Where there is muck, there is plentiful brass
BY MICHAEL ORIEDO
A stony terrain and closely packed shanties welcome one to Mathare. As one navigates through tiny pathways in the expansive informal settlement, the thought of residents engaging in any kind of farming for their subsistence is remote.
A group of youths in the area, however, have defied odds to engage in farming on the banks of the polluted Nairobi River.
The group is growing crops using terrace farming, a method that helps in prevention of soil erosion and conservation of the river. Terraces constructed for farming along the Nairobi River. [PHOTOS: MICHAEL ORIEDO/STANDAD]
Terraces constructed for farming along the Nairobi River. [PHOTOS: MICHAEL ORIEDO/STANDAD]
In a plot measuring about 12 by 9 metres, the group grows a variety of vegetables on terraces, which help curb soil erosion and the collapse of the riverbanks.
"Without terraces, we would not have grown these crops. Rain water would have washed them away into the river if we farmed on the slopes," says Paul Iguru, the chairperson of Mathare Bondeni Group.
The small garden is now a model in the slum. "Several groups come here to learn how we plant our crops so that they can replicate the idea in other areas," he says.
Terrace farming involves growing crops on a series of narrow strips of ground constructed on a slope that would otherwise be too steep for cultivation.
The group started by making concrete terraces on a portion of the riverbank.
"We identified a plot that we thought would be suitable for making of the terraces. We choose an area affected most by erosion because one of our aims was to save the riverbank," Iguru explains.
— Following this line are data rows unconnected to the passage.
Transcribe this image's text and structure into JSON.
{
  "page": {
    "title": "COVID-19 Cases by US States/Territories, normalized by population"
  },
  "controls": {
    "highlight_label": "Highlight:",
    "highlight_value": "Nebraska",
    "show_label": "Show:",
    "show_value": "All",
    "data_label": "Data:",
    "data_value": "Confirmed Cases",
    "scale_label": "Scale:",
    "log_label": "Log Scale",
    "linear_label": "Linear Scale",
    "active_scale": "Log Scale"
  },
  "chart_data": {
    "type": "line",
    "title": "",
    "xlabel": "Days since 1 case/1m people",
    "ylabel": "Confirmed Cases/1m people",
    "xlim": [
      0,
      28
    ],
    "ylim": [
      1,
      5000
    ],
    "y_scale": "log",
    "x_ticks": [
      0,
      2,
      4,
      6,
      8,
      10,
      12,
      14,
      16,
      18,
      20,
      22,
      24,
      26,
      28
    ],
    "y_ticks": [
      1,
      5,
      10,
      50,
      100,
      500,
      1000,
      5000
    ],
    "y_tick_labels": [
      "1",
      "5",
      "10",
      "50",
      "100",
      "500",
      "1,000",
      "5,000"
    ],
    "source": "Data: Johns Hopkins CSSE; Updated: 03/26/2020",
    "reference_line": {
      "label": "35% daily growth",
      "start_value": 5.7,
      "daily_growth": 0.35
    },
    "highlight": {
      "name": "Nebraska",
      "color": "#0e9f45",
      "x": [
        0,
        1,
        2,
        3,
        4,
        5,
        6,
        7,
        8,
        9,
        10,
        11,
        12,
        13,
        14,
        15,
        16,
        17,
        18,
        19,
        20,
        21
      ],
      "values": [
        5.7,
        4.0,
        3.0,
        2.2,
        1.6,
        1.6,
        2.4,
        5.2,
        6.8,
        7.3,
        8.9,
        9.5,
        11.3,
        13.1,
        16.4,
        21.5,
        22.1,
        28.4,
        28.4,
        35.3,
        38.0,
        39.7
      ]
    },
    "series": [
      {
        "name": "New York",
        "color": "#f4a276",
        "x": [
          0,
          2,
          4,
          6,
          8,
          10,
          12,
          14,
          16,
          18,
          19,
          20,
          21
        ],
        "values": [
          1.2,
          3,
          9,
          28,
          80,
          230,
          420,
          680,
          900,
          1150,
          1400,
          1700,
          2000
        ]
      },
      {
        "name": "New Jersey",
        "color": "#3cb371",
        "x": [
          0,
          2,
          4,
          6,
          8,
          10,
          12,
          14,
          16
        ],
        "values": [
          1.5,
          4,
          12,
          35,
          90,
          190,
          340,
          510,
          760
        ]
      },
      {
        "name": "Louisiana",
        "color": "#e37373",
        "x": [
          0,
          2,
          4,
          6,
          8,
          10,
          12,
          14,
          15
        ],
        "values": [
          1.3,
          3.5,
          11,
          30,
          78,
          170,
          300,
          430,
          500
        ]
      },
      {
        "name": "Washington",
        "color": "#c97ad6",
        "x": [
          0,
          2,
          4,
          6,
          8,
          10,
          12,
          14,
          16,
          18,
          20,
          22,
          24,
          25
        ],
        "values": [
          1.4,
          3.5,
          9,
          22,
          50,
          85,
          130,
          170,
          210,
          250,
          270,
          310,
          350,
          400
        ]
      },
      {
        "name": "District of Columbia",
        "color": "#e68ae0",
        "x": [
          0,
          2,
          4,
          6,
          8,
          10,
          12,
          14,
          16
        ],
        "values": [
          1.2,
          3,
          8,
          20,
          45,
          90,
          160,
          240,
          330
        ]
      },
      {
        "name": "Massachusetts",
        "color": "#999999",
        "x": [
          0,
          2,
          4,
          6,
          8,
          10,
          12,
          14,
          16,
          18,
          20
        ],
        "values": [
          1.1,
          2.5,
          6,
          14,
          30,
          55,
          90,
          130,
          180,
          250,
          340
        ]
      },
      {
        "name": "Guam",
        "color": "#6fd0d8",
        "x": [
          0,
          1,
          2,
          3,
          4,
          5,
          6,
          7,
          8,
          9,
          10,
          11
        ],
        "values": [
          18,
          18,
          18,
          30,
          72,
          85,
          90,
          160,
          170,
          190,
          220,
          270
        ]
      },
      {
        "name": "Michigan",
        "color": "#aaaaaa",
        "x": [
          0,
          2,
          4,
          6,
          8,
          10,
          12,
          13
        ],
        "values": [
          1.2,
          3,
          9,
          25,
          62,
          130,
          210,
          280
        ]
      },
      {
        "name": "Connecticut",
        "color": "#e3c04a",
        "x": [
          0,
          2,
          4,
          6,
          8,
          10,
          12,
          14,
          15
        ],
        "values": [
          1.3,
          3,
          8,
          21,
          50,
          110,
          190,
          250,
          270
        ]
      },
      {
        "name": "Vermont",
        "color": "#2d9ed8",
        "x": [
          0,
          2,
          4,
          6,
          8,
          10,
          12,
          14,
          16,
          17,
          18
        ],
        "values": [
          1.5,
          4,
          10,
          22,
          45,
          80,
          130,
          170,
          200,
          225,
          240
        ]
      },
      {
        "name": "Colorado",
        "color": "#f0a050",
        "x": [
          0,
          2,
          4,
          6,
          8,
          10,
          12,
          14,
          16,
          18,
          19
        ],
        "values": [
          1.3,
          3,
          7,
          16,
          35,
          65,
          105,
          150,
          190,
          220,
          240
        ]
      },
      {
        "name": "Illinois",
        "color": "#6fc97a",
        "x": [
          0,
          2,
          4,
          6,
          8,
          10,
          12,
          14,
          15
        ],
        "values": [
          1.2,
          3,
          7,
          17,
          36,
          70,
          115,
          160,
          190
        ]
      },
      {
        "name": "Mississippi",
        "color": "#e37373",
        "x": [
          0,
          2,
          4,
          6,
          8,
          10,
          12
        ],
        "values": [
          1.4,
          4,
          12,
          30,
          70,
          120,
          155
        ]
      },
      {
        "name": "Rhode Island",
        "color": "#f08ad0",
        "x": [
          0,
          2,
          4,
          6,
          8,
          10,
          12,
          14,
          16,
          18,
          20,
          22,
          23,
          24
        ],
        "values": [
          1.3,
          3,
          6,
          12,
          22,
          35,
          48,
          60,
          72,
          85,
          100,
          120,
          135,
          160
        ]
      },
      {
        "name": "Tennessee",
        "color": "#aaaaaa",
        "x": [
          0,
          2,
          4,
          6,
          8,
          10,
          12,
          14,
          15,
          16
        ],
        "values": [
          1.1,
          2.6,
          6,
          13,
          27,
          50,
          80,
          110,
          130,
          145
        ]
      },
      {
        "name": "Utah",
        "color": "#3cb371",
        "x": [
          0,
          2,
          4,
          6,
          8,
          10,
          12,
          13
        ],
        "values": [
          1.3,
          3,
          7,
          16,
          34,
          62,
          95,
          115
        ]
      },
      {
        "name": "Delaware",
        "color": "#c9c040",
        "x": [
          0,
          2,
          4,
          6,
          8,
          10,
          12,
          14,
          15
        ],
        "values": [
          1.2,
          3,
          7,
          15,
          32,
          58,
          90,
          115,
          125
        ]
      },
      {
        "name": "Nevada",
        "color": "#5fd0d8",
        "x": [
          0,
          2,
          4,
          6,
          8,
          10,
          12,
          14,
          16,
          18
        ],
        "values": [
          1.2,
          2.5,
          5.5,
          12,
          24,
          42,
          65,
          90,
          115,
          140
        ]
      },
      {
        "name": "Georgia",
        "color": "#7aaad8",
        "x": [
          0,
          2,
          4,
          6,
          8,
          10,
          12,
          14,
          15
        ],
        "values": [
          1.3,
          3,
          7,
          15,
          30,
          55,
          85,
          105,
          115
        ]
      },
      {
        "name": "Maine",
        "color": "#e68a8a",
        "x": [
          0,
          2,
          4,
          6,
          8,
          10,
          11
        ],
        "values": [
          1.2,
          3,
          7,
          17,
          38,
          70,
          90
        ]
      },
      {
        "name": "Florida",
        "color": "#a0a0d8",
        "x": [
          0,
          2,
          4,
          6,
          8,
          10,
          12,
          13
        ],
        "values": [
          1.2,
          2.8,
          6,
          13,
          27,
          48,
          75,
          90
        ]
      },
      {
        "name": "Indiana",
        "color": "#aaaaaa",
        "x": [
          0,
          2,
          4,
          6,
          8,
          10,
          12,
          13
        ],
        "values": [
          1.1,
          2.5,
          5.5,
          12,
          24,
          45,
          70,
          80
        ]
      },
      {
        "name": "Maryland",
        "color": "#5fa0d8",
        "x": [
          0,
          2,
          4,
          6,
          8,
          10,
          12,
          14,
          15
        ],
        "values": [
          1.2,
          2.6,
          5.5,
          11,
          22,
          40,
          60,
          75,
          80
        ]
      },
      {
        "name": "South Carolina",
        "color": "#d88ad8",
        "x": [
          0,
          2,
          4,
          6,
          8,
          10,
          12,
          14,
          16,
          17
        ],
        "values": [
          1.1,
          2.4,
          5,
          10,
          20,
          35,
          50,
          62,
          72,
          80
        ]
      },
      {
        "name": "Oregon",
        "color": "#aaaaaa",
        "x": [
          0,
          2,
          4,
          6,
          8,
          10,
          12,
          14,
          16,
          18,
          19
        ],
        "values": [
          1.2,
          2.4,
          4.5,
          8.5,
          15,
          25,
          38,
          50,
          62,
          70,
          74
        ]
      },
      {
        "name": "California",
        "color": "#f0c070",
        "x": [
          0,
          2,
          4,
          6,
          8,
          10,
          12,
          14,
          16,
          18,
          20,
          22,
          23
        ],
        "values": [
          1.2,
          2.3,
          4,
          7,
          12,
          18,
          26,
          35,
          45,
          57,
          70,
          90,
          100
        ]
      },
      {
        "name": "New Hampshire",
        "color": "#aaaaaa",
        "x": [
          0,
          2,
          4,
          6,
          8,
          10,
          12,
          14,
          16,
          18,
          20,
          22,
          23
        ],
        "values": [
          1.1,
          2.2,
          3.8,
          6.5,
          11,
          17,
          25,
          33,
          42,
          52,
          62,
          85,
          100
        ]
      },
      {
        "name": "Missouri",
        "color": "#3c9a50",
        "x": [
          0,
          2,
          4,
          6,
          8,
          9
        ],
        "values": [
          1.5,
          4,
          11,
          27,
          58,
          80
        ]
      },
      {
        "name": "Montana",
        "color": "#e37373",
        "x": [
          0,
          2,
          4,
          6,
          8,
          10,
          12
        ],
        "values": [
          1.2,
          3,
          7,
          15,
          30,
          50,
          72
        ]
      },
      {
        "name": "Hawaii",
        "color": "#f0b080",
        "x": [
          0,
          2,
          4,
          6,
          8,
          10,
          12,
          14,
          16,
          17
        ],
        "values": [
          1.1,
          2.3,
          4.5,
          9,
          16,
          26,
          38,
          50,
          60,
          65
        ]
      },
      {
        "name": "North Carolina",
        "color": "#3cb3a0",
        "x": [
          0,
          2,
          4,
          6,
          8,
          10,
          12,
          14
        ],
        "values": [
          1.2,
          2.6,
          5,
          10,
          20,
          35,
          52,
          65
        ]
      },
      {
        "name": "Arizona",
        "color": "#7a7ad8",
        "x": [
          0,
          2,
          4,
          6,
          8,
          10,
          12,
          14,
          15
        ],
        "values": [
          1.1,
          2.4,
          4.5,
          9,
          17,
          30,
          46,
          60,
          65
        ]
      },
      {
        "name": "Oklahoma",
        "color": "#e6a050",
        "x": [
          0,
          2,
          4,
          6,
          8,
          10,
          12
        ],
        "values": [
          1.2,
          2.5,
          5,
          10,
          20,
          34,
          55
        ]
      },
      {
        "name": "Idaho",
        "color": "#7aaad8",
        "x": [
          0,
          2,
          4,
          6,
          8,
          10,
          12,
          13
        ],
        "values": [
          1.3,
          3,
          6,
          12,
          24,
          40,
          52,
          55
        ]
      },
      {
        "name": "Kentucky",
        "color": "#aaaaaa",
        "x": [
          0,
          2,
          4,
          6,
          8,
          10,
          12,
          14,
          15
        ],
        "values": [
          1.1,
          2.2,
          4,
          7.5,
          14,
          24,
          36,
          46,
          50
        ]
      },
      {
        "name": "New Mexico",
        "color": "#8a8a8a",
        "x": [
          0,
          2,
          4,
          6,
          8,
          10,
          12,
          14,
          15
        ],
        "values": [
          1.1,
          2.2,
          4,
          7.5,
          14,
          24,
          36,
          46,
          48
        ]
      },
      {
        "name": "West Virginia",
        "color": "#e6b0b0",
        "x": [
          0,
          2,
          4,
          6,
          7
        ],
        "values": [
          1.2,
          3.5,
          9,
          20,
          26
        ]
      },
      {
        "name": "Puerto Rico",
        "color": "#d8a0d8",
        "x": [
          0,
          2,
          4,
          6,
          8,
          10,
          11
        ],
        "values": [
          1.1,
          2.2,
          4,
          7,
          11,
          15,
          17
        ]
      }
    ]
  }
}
With the support of an Italian organisation, Cooperation International (Coopi), the group then ferried construction material to the site.
"We thereafter dug foundations and build walls across the slope, starting from down, then moved up. Each wall was two metres apart," explains Iguru.
His colleague, Bongo Oduor, says it took them two weeks to construct six walls cross the slope.
While the hard task was over, Oduor says the garden was far from complete.
"The next thing was to fill the terraces with good soil that can support farming. It was a challenge for us since we could not use the soil in the area because it is contaminated with waste and other toxic substances," he says.
The youths, with the help of Coopi ferried soil from Karura Forest.
Tonnes of soil
"We went to the forest and talked to authorities who agreed to sell to us good soil for farming," says Claudio Torres, an architect working with Coopi.
"We ferried 60 tonnes of soil which we mixed with manure and spread in the terraces. Then we fenced the plot to keep off animals," he adds.
After ensuring their garden is good for cultivation, the group of 27 members, both male and female, then learned farm management skills.
"The lessons were to make the project sustainable and enable the youth be better farmers. We taught them pest control mechanisms, how to weed, protect the soil and intercropping practices,’’ Torres says.
The youths then planted tomato, sukuma wiki (kales), spinach, and onion seeds at a seedbed they made on the garden.
"We transferred the plants from the seedbed after two weeks and intercropped them in the terraces," says Iguru.
According to Iguru, mixing the crops helps in maximising the use of the garden and controlling pests.
"Onions helps to control pests. They have a strong smell which repels aphids and moths, ensuring that the vegetables are pest free," he explains.
Iguru says the garden provides them with vegetables for their families and helps in rehabilitating the section of the river.
"When I want vegetables, I come and harvest at the shamba," says 30-year-old John Kamau, who is also the group’s garden leader.
His work is to guide other members on how to harvest the crops. "Each member who wants to harvest the crops comes through me. This is to prevent over-harvesting. The crops are now six months old,’’ says Kamau.
Torres says that while the farming method helps curb soil erosion along Nairobi River, it is one way of increasing food sufficiency and utilising unproductive land in urban areas.
"The idea has helped in preventing soil erosion and acts as a source of income for the vulnerable youth," he says.
Most members of the group, according to Iguru, were engaged in illegal brewing of changaa in the area.
"Many of us were employed as brewers. We would do the work and get paid," he says. "This farming project, together with others we do have helped us to stay away from illegal activities. At least we are assured of food at the end of the day," he says.
The City Council of Nairobi approved the project, identifying it as one of the ways to rehabilitate Nairobi River.